Il voyait des choses qui échappaient aux yeux des simples mortels. Les Loups étaient revenus en Abydos. Il ne supportait pas l'idée d'un corps dépecé, l'odeur du sang, les sagas mythologiques à la glaçante cruauté.
SETH était une canaille rompue à toutes les entourloupes politiques. Il connaissait tous les coups bas, les codes secrets, les mots de passe, les mille subtilités des arts martiaux et des armes blanches.
Il préférait que rien ne se passe dans l'ordre. Ce n'était pas un personnage de fiction qu'on pouvait éjecter à tout moment du mythe. Il avait du sang sur les mains mais il était toujours tiré à quatre épingles. Aucune tache suspecte sur son pagne de lin plissé, pas de lueurs perverses dans ses yeux. On avait affaire à un perturbateur anonyme.
Il parlait doucement, comme un psychanalyste en train de somnoler en écoutant ses patients. Pas de cris, de gémissements, plutôt un discours apaisant qui ne fatigue pas les oreilles des hommes et des Esprits. Il savait qu'il était un dieu et pouvait tout se permettre, même de tenir des propos blasphématoires, injurieux contre son frère ou ceux qui ne pensaient jamais à mal. Il s'esquivait avant que le filet ne se referme, avant que le bruit et la fureur ne deviennent trop évidents. Ses détracteurs le disaient stupide, il se gardait bien de les détromper pour mieux les prendre à rebours.

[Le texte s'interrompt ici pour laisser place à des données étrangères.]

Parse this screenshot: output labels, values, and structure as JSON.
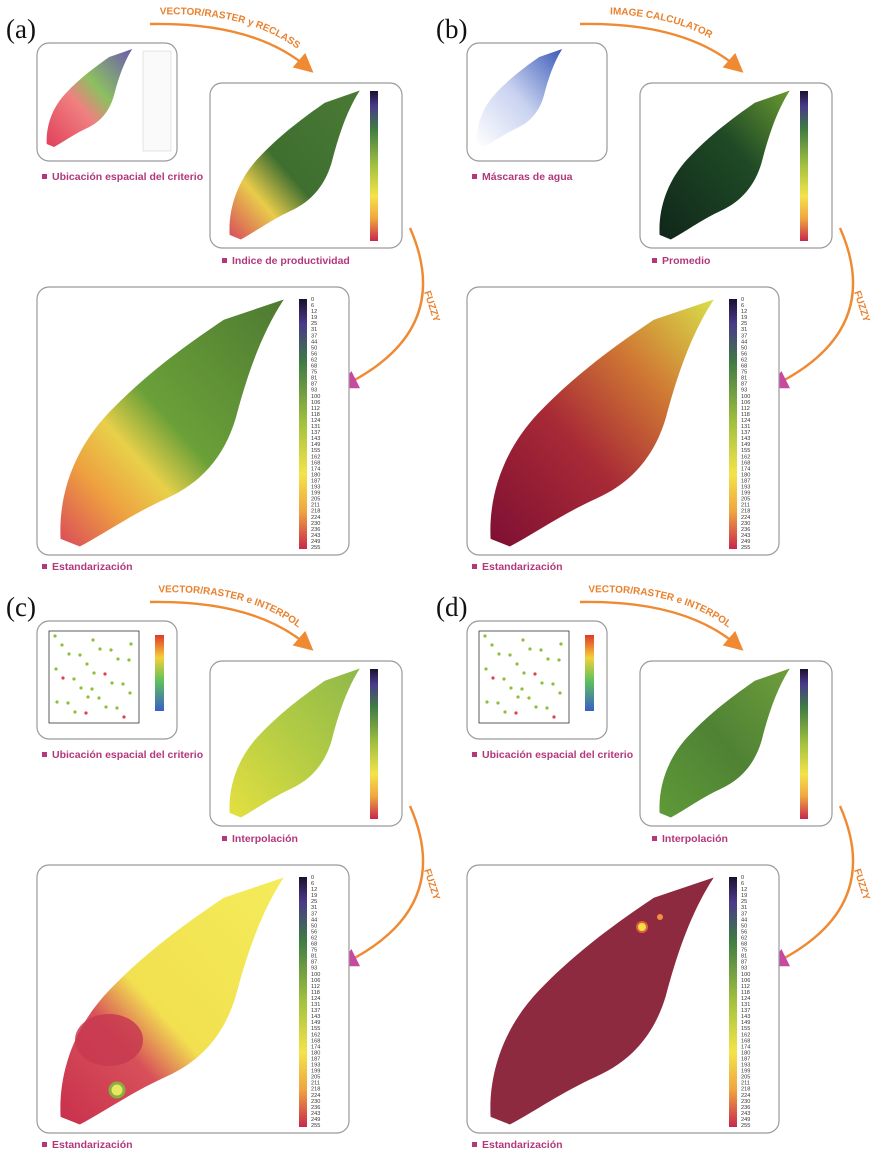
{
  "panels": [
    {
      "label": "(a)",
      "operation": "VECTOR/RASTER y RECLASS",
      "fuzzy": "FUZZY",
      "captions": [
        "Ubicación espacial del criterio",
        "Indice de productividad",
        "Estandarización"
      ]
    },
    {
      "label": "(b)",
      "operation": "IMAGE CALCULATOR",
      "fuzzy": "FUZZY",
      "captions": [
        "Máscaras de agua",
        "Promedio",
        "Estandarización"
      ]
    },
    {
      "label": "(c)",
      "operation": "VECTOR/RASTER e INTERPOL",
      "fuzzy": "FUZZY",
      "captions": [
        "Ubicación espacial del criterio",
        "Interpolación",
        "Estandarización"
      ]
    },
    {
      "label": "(d)",
      "operation": "VECTOR/RASTER e INTERPOL",
      "fuzzy": "FUZZY",
      "captions": [
        "Ubicación espacial del criterio",
        "Interpolación",
        "Estandarización"
      ]
    }
  ],
  "legend_scale": [
    "0",
    "6",
    "12",
    "19",
    "25",
    "31",
    "37",
    "44",
    "50",
    "56",
    "62",
    "68",
    "75",
    "81",
    "87",
    "93",
    "100",
    "106",
    "112",
    "118",
    "124",
    "131",
    "137",
    "143",
    "149",
    "155",
    "162",
    "168",
    "174",
    "180",
    "187",
    "193",
    "199",
    "205",
    "211",
    "218",
    "224",
    "230",
    "236",
    "243",
    "249",
    "255"
  ]
}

Les doigts impeccablement manucurés, il maniait avec dextérité tous les claviers, correspondait avec les arnaqueurs de tout poil, les Saint Jean bouche d'or le tenant pour un vénérable maître. Il riait dans sa barbe postiche et n'avait nul besoin d'enfoncer les portes ouvertes.
Il fut démasqué par un auteur de polars nordiques mais comme plus personne ne croyait en Dieu cette découverte resta sans conséquences.
Dieu, disait Seth, c'est une Intelligence artificielle, une couette une nuit d'hiver, un cyborg jamais là quand on a besoin de ses services.
Devant lui je me mis à claquer des dents, état d'alerte maximum mais il me prit dans ses bras, me fit un câlin et je fondis comme une banquise déjà fragilisée par le réchauffement climatique. La tendresse, la douceur, l'affection étaient ses armes secrètes.
Il m'a guéri d'une sévère déprime qui me rongeait depuis la disparition du Double Royaume des pharaons dont certains revendiquèrent le patronage d'un dieu puissant et au fort potentiel de séduction.
Grâce à lui, sans le savoir, nous vivions dans un monde parallèle où se côtoyaient le pire et le meilleur. Les crimes se succédèrent, la gangrène se propagea, les espaces se réduisirent, le bruit devint assourdissant. Les enfants de Seth, adeptes du tourisme de masse, continuèrent à prospérer, à danser sur le volcan.